For years, Canada has taken its control of the vast northern region mostly for granted. But with the melting of polar ice providing new access for shipping, the government is anxious about possible territorial rivalries, not just with Denmark, but also with Norway, Russia and the United States.
The melting ice, which is being attributed to global warming, could even open the legendary North-West Passage, linking the Atlantic and the Pacific, to shipping.
Canada and Russia are at odds over areas of the continental shelf in the region, with its potentially important mineral and oil deposits.
Meanwhile, the United States wants the Passage to be under international, not Canadian, control. There are also fears of future clashes with the US over riches beneath the Beaufort Sea which extends northwards from the coasts of both Canada and Alaska.

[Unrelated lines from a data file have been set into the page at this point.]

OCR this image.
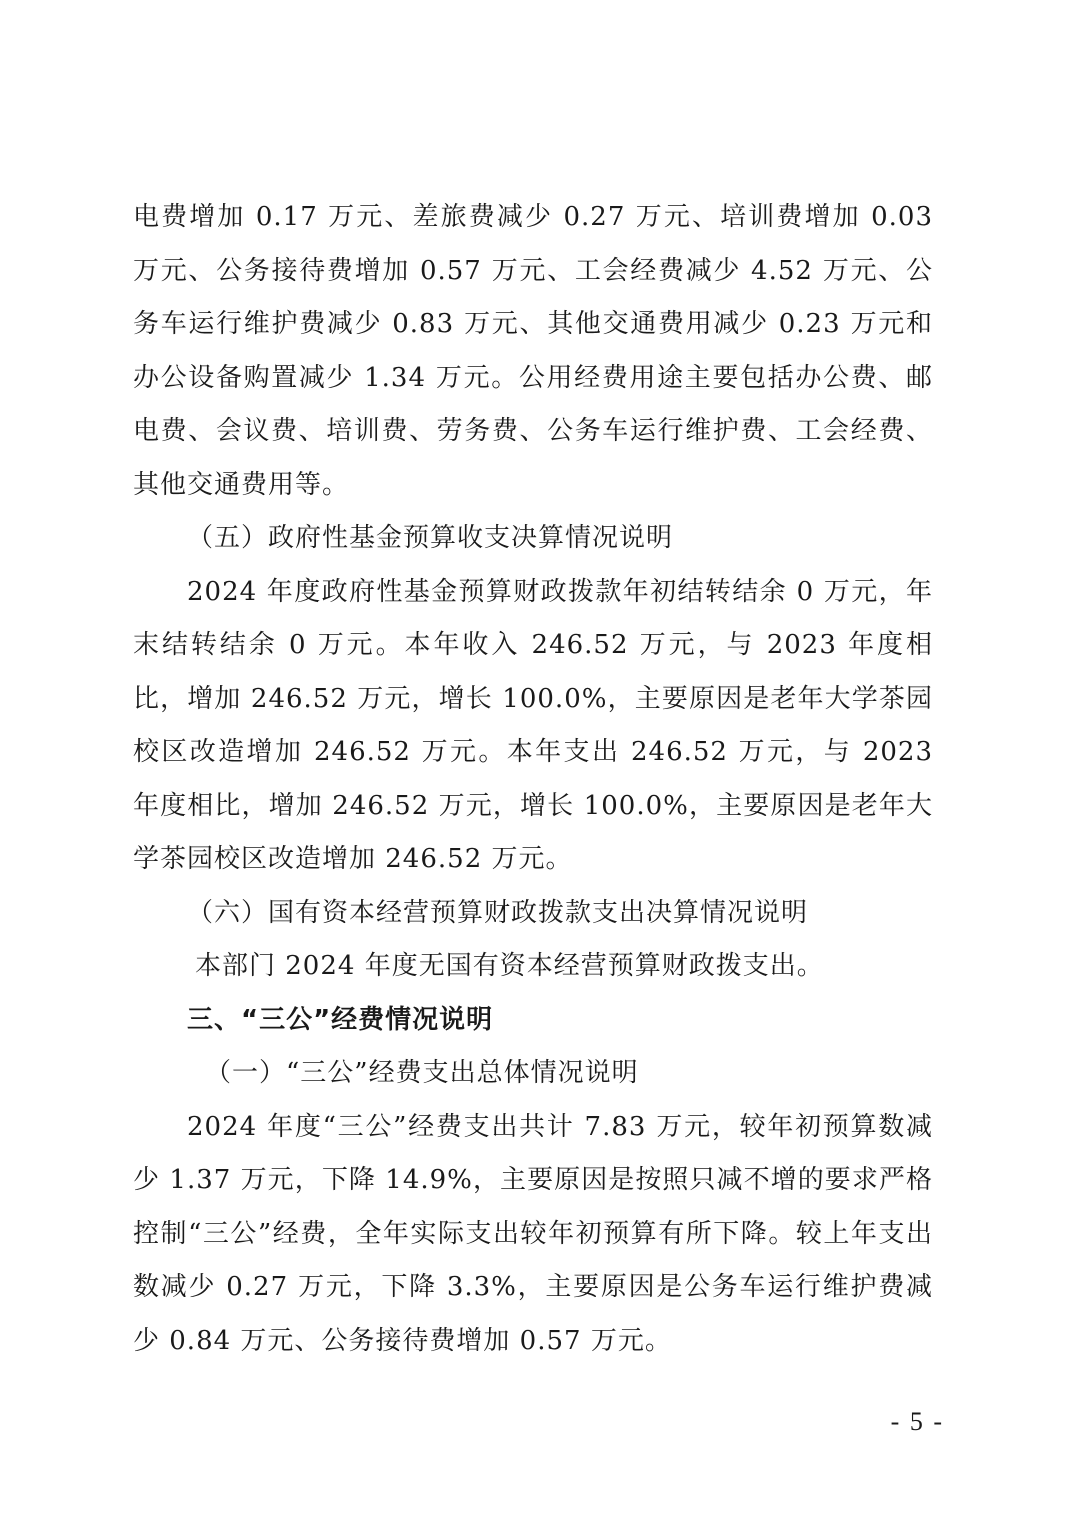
电费增加 0.17 万元、差旅费减少 0.27 万元、培训费增加 0.03 万元、公务接待费增加 0.57 万元、工会经费减少 4.52 万元、公务车运行维护费减少 0.83 万元、其他交通费用减少 0.23 万元和办公设备购置减少 1.34 万元。公用经费用途主要包括办公费、邮电费、会议费、培训费、劳务费、公务车运行维护费、工会经费、其他交通费用等。

（五）政府性基金预算收支决算情况说明

2024 年度政府性基金预算财政拨款年初结转结余 0 万元，年末结转结余 0 万元。本年收入 246.52 万元，与 2023 年度相比，增加 246.52 万元，增长 100.0%，主要原因是老年大学茶园校区改造增加 246.52 万元。本年支出 246.52 万元，与 2023 年度相比，增加 246.52 万元，增长 100.0%，主要原因是老年大学茶园校区改造增加 246.52 万元。

（六）国有资本经营预算财政拨款支出决算情况说明

本部门 2024 年度无国有资本经营预算财政拨支出。

三、“三公”经费情况说明

（一）“三公”经费支出总体情况说明

2024 年度“三公”经费支出共计 7.83 万元，较年初预算数减少 1.37 万元，下降 14.9%，主要原因是按照只减不增的要求严格控制“三公”经费，全年实际支出较年初预算有所下降。较上年支出数减少 0.27 万元，下降 3.3%，主要原因是公务车运行维护费减少 0.84 万元、公务接待费增加 0.57 万元。

- 5 -
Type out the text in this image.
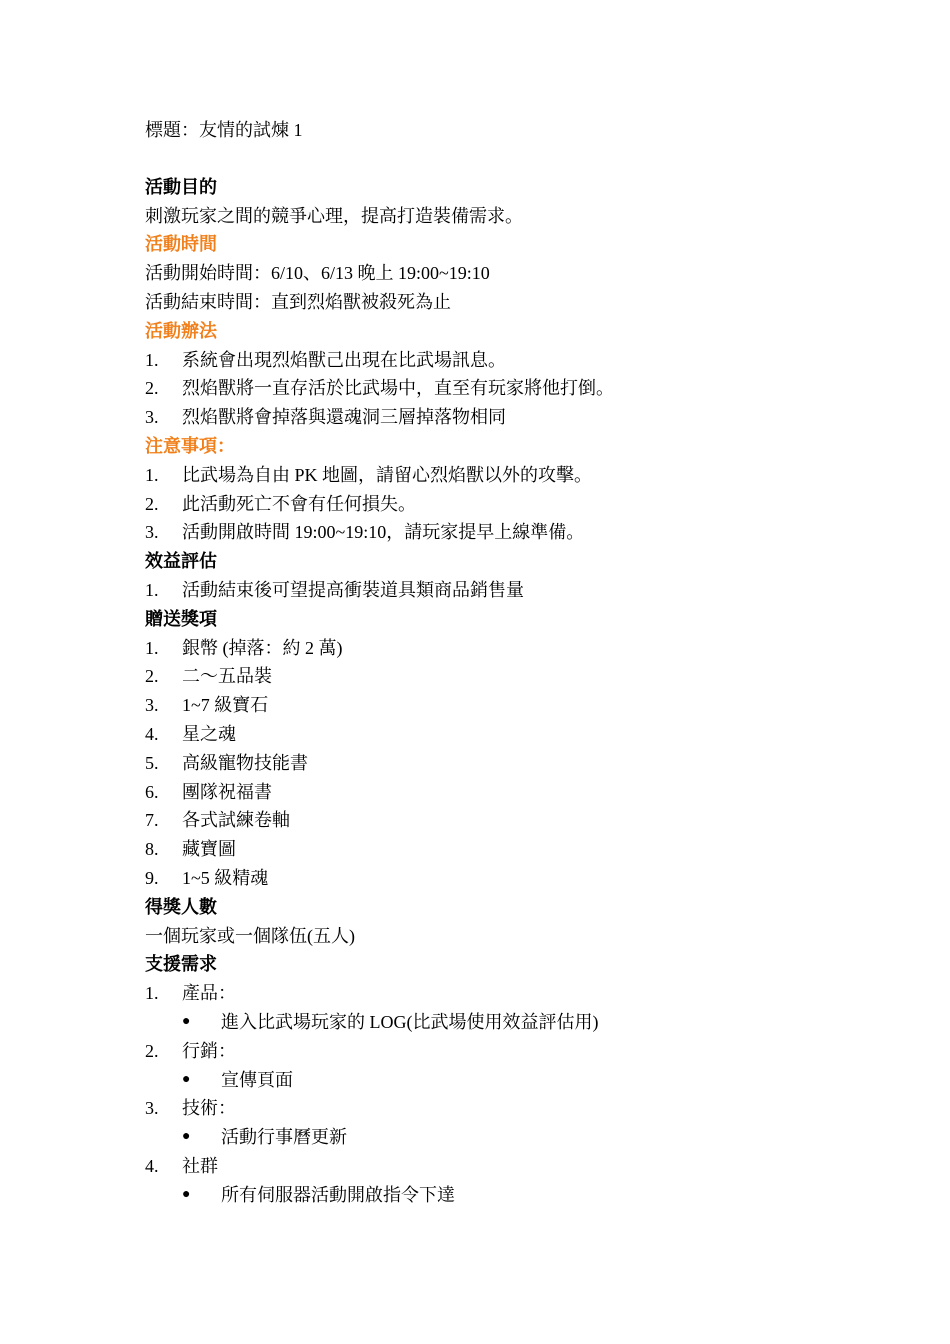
標題：友情的試煉 1
活動目的
刺激玩家之間的競爭心理，提高打造裝備需求。
活動時間
活動開始時間：6/10、6/13 晚上 19:00~19:10
活動結束時間：直到烈焰獸被殺死為止
活動辦法
1. 系統會出現烈焰獸己出現在比武場訊息。
2. 烈焰獸將一直存活於比武場中，直至有玩家將他打倒。
3. 烈焰獸將會掉落與還魂洞三層掉落物相同
注意事項：
1. 比武場為自由 PK 地圖，請留心烈焰獸以外的攻擊。
2. 此活動死亡不會有任何損失。
3. 活動開啟時間 19:00~19:10，請玩家提早上線準備。
效益評估
1. 活動結束後可望提高衝裝道具類商品銷售量
贈送獎項
1. 銀幣 (掉落：約 2 萬)
2. 二～五品裝
3. 1~7 級寶石
4. 星之魂
5. 高級寵物技能書
6. 團隊祝福書
7. 各式試練卷軸
8. 藏寶圖
9. 1~5 級精魂
得獎人數
一個玩家或一個隊伍(五人)
支援需求
1. 產品：
● 進入比武場玩家的 LOG(比武場使用效益評估用)
2. 行銷：
● 宣傳頁面
3. 技術：
● 活動行事曆更新
4. 社群
● 所有伺服器活動開啟指令下達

Canada admits that the sudden burst of naval activity is no coincidence but is meant to send a diplomatic message.
"This is a demonstration of Canada's will to exercise sovereignty over our own back yard," Commodore Bob Blakely, of the Royal Canadian Navy, told reporters in Churchill at the weekend.
"The sea is a highway that's open to everyone. We will allow everybody passage as long as they ask for our consent and comply with our rules: use our resources wisely and don't pollute the fragile northern ecosystem. It's like having a path behind your house. Nobody minds the neighbours walking along. Just don't dump your garbage there and don't take my vegetables out of the garden," he said.
The row with Denmark dates back to 1973 when both countries attempted to draw the boundary between northeastern Greenland and Ellesmere Island that belongs to Canada. They failed to resolve ownership of Hans Island, a barren rock that measures about half a square mile.
In 1984, a Danish minister landed on Hans Island and planted a Danish flag with a bottle of brandy buried beneath it. Canadian soldiers returned earlier this year with a Canadian flag and bottle of Canadian whiskey. Then last month the Canadian Defence Minister, Bill Graham, set foot on Hans Island.
"We consider Hans Island to be part of Danish territory and will therefore hand over a complaint about the Canadian minister's unannounced visit," the head of the department of International Public Law at Denmark's Foreign Ministry, Peter Taksoe-Jensen, said at the time.
For now the bickering has cooled a little and both countries have agreed to sit down and discuss the dispute at the United Nations next month.
But the wider issue of protecting its northern edges seems to preoccupy Canada more than ever before. Ottawa, for example, is shortly to launch a satellite to orbit above the Arctic to monitor shipping through the region.
There are also plans to invest in a new road up the MacKenzie River valley all the way to the frozen port of Tuktoyaktuk with a view to future development of the region's natural resources.
"To protect sovereignty, we either use or lose it," noted Professor Robert Bone, author of 'The Geography of the Canadian Arctic'.